Il convient, dernier point, de veiller à ne pas mettre en danger nos entreprises face à leurs concurrents européens ou à saper leur compétitivité. C'est l'approche qui a prévalu, avec succès, pour les dispositions concernant la transparence pays par pays, par exemple. Ainsi, le Sénat a adopté un amendement qui élargit le champ des informations que les banques devront rendre publiques au titre de la transparence pays par pays. Je me souviens de nos débats ici. Nous nous sommes demandés si ce n'était pas trop. En vérité, nous tenons simplement compte des avancées obtenues par la France au niveau européen. Nous avons été précurseurs, mais nous sommes déjà rattrapés et les deux choses se confortent, en réalité, l'une l'autre.
Le vote de l'Assemblée nationale avait permis de débloquer le débat européen et l'insertion d'une mesure équivalente dans la directive dite CRD 4. Le Sénat a ainsi pu ajouter sans risque des obligations de transparence concernant le résultat net, les impôts payés et les subventions publiques reçues, reprenant les points ambitieux poussés par la France auprès de ses partenaires et généralisés à l'Europe.

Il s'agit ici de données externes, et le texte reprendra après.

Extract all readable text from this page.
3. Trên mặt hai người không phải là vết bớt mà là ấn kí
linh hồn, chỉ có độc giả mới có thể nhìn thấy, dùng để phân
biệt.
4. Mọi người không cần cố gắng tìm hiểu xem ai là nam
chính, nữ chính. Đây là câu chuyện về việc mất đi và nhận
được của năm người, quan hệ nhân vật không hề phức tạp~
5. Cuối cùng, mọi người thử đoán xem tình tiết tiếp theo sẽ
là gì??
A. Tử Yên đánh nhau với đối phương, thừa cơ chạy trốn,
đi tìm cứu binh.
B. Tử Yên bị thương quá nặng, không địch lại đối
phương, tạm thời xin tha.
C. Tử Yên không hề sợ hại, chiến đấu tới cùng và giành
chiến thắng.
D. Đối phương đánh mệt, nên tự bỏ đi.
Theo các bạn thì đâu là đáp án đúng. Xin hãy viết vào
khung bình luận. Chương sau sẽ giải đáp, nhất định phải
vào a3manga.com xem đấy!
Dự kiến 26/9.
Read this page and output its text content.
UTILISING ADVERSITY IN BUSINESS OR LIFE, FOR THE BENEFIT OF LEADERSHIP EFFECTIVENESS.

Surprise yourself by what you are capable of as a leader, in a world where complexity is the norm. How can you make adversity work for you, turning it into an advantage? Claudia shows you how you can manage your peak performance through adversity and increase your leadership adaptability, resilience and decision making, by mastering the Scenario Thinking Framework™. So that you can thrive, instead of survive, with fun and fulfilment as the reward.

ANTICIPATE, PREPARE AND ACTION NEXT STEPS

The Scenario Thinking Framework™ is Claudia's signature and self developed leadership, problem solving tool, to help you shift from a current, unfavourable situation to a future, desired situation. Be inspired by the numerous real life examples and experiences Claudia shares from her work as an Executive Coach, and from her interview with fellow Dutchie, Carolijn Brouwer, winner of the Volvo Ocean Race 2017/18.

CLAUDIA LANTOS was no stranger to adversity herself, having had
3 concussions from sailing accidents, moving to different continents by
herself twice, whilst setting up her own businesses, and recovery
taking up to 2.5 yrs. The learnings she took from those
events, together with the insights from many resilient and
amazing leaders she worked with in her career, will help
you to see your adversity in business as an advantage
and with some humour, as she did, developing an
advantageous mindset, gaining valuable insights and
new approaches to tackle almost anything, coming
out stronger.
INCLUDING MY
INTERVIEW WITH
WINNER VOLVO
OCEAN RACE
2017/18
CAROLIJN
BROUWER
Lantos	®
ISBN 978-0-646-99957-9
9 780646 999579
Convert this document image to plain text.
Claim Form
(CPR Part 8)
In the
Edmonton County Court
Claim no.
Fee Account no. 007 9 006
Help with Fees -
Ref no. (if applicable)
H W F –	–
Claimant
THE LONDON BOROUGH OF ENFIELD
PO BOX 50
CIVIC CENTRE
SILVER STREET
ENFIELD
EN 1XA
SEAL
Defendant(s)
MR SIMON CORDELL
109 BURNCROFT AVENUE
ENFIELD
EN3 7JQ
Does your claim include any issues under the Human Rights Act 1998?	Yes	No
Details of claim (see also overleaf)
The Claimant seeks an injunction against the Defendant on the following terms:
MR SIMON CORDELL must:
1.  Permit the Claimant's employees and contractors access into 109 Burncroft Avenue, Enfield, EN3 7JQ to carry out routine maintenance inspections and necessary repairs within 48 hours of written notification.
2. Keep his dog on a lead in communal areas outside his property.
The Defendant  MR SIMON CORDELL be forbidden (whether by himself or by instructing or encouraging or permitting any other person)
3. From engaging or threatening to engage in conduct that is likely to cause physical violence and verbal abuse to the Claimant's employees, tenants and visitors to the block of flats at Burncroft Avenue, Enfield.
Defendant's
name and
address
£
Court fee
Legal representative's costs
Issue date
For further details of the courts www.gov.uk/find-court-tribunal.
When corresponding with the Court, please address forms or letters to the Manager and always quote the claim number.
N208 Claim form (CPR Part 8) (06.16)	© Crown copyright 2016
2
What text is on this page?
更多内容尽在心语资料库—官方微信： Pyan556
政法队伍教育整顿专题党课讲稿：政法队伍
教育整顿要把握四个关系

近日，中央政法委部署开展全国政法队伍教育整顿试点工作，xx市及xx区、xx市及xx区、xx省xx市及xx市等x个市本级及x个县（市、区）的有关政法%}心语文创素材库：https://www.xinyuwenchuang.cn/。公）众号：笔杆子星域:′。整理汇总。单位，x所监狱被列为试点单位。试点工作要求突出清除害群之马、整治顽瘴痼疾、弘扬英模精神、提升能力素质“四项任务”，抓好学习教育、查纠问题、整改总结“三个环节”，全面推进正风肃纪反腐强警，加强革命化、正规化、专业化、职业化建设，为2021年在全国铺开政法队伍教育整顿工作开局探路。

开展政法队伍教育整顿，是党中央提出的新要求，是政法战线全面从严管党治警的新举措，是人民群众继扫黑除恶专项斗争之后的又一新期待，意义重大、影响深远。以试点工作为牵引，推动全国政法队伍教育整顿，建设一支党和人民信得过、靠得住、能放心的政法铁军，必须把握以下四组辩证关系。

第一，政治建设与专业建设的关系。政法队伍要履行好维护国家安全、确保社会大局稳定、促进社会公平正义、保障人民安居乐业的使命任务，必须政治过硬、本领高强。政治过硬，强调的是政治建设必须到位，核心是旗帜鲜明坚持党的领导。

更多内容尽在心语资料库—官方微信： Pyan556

On nous avait reproché de mettre en danger nos banques, de saper leur compétitivité. Il n'en est rien puisque, en parallèle de la discussion en France, nous progressions de manière spectaculaire, tout le monde le reconnaît, dans le débat européen, en nous appuyant justement, c'est un peu la dialectique que je souhaite engager, sur ce que nous faisons dans notre pays.
On voit bien ici l'articulation réussie entre le niveau européen et le niveau national, au service de la stabilité financière, de l'éthique et de la croissance.
J'en viens aux enjeux de la deuxième lecture. Sur ce projet, je ne vois pas cette nouvelle étape de la procédure législative comme une formalité, bien au contraire. Je souhaite, avec votre concours, pousser les feux sur trois thèmes éminemment politiques, sur lesquels notre action est, je crois, très attendue des citoyens, et je lance là un appel à tous les bancs.
Si je souhaite approfondir ces trois thèmes, c'est tout simplement parce que, entre le 20 mars, date de la discussion générale au Sénat en première lecture, après la vôtre, et aujourd'hui, le monde et l'Europe surtout ont continué d'avancer, sous impulsion française en particulier. Je tiens énormément à ce que nous puissions articuler de manière très fine, tout au long de cette procédure législative, nos initiatives européennes et nos démarches nationales. À mes yeux, je le répète, il y a un continuum quasi parfait entre les deux.
Le premier de ces trois thèmes, ce sont les bonus des dirigeants des banques et des traders. J'évoquais il y a quelques instants la directive CRD 4, adoptée à Bruxelles. Je n'entre pas dans le détail, mais ce texte instaure un dispositif pour plafonner les bonus des dirigeants des banques et des traders, dispositif que la France a d'ailleurs vigoureusement poussé auprès de ses partenaires européens, qui s'y sont ralliés. Nous avons travaillé dans d'excellentes conditions avec la Commission européenne et le commissaire Barnier.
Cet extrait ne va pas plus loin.